Templeton did not receive any contributions greater than $1,000.
Lee, a former Human Relations Commission member, also relied entirely on smaller contributions. Donors to Lee's campaign, which did not accept donations greater than $1,000, include former Mayor Sid Espinosa, who gave $200; Kathleen Hughes, founder of Ada's Café, who gave $350; Olenka Villarreal, co-founder of Magical Bridge, who gave $250; and Josh Becker, candidate for state Senate whose campaign gave Lee $300.
Lee stopped stopped raising money in late September after hitting his self-imposed limit of $45,000. His finance documents show $44,994 in contributions, with $1,394 raised in the latest period.
Malone also showed a strong surge of fundraising, raising $16,849 in the last reporting period, taking her total contributions to $43,380. Her contributors include Russell Webb, a Google engineer who gave $2,000; Hoelzle, who gave $1,000; and personal trainer Eva Scott, who also gave $1,000. Laura Bajuk, executive director of the Palo Alto History Museum, contributed $650 to Malone, who also received $500 from Democratic Activists for Women Now.

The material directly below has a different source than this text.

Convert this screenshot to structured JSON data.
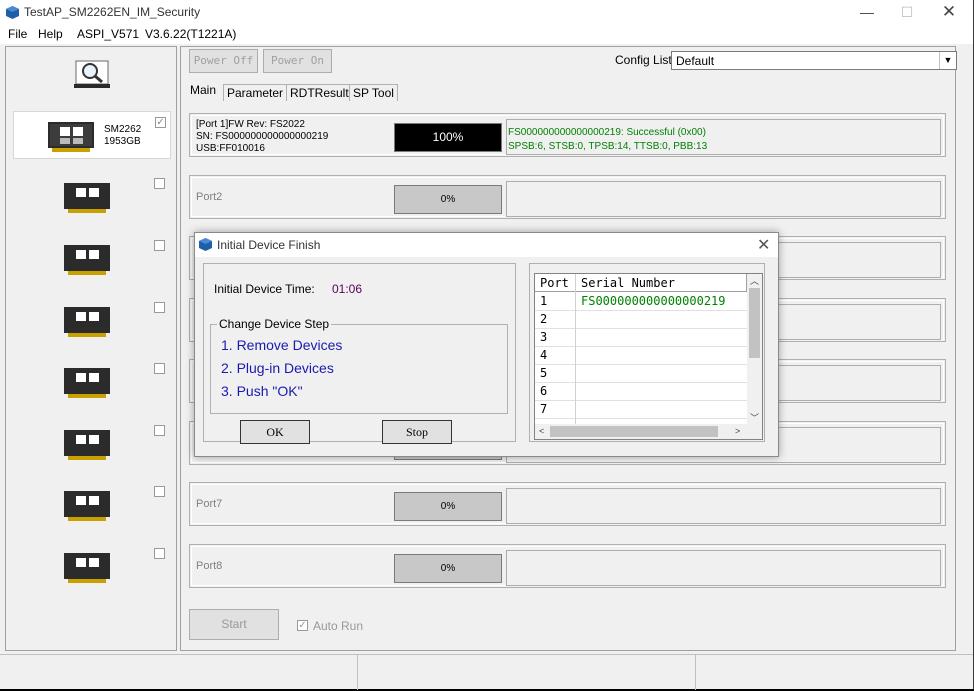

Gunn High teacher Greer Stone reported $34,786 in contributions, including $8,922 that his campaign raised in the latest period. His major contributors include residents Gab Layton, who gave $2,550; Thomas Layton, who gave $2,500; and Fleming, who gave $1,000.
Stone, a former Human Relations Commission member, also received $400 from teacher Terry Holzemer, $900 from Rantz and $900 from Michael Rantz.
Attorney Rebecca Eisenberg reported $17,567 in total contributions, including $2,085 in the last reporting period. Her supporters include residents Mudita Jain, who gave $500; Mark Weiss, who contributed $510 and Meredith Marton, who gave $300.
Ajit Varma, director of product management at Whatsapp, is not seeking contributions for his campaign and did not file a disclosure form.